Dalam rangka mempercantik list yang telah saya buat di atas, maka tidak ada salahnya saya memasukkan nama Ana Popovic ke dalam list saya. Perempuan cantik asal Serbia ini pernah menjadi bintang tamu di ajang Jakarta International Blues Festival tahun 2010 lalu. Jebolan Amsterdam Music School ini pertama kali memulai karirnya pada tahun 1999 hingga sekarang.  Album triloginya dikabarkan akan rilis pada bulan ini, berkolaborasi dengan musisi blues muda lainnya seperti Joe Bonamassa dan Robert Randolph.

 

RESIZED.Gary_Clark_Jr__77_

Sebagai penutup list saya, kita akan membahas musisi blues pendatang baru yang lagi happening saat ini, Gary Clark jr. Musisi muda kelahiran Texas ini bisa dibilang membawa warna baru dalam scene musik blues dunia.  Warna vokalnya yang khas dibalut dengan distorsi gitar yang meraung raung adalah ciri khasnya, bisa kita dengar di lagu ‘Grinder’ yang bernuansa blues kental dengan pendekatan sound modern, seolah olah blues dibangkitkan lagi dengan warna yang jauh berbeda. Gary Clark Jr juga mempopulerkan kembali penggunaan Fuzz yang sempat tenar di era 60 an dulu. Pertama kali berkecimpung di dunia musik pada tahun 2004 hingga tahun 2012 dikontrak oleh Warner Bros dan hinga saat ini telah menelurkan 2 album bersama perusahaan rekaman raksasa tersebut. Diorbitkan oleh Clifford Antony, orang yang sama yang telah menemukan bakat Steve Ray Vaughan dan Jimmie Ray Vaughan, sehingga Gary Clark Jr berada di jalur yang tepat dalam menempa bakatnya di bidang musik. Gary Clark juga hadir sebagai kameo dalam film ‘Chef’ dan turut mengambil peran dalam band Miles Davis di film ‘Miles Ahead’.
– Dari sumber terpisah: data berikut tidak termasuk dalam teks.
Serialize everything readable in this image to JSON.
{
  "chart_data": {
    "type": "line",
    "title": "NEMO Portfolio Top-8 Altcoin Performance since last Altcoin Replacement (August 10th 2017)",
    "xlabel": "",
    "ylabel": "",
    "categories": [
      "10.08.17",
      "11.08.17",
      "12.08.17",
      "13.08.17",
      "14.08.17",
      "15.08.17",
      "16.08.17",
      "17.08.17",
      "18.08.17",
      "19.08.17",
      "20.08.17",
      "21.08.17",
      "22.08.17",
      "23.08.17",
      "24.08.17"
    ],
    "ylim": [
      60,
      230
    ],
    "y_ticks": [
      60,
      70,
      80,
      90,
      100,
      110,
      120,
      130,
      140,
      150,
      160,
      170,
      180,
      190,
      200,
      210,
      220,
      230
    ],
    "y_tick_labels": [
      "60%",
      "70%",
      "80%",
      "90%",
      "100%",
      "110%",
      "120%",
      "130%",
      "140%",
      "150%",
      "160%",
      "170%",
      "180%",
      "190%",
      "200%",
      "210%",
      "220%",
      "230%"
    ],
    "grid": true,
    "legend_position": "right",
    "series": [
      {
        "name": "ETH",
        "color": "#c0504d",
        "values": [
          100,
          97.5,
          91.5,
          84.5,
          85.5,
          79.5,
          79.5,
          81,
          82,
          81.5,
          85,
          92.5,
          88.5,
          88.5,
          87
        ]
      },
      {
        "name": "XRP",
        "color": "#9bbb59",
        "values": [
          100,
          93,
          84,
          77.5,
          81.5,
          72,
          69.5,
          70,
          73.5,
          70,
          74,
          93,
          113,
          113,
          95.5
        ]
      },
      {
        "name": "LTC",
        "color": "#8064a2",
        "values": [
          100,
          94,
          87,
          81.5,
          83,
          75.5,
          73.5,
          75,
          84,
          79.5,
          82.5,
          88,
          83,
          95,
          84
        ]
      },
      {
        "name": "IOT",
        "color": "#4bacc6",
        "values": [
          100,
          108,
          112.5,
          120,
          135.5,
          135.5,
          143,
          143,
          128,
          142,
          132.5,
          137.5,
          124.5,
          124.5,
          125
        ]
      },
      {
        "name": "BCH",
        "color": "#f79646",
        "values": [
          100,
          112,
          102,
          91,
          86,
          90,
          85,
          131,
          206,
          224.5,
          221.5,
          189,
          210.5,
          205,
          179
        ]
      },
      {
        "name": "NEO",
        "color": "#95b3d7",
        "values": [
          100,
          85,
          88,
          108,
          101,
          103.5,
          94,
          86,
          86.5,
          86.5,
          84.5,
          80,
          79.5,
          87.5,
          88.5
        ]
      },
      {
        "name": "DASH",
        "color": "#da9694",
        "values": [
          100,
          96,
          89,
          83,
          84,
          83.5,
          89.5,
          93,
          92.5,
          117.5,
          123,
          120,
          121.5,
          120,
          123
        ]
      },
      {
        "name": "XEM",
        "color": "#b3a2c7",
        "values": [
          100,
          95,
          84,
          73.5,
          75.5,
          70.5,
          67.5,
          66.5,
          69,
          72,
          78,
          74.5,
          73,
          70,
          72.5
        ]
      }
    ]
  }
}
Nama nama yang saya paparkan di atas adalah sedikit dari demikian banyaknya benih benih baru di dunia musik Blues, yang membuat Blues terus hidup dan bernyawa, terus menjadi akar yang kokoh, yang sampai sekarang semakin diminati oleh pendengar musik dunia dan juga tanah air. Berbicara tentang industi musik dalam negeri, kehadiran musisi musisi blues lokal juga sedikit banyak mengambil peran penting dalam menghidupkan kembali musik Blues di tanah air. Gugun Blues Shelter, Rama Satria Claproth, Ginda Bestari, Adrian Adioetomo, adalah nama nama local Blues heroes yang turut memperkenalkan tradisi Blues ke dalam masyarakat dengan kultur pop melayu.

so, blues is still alive. it’s just like an old man in a boy’s skin, as Clapton said.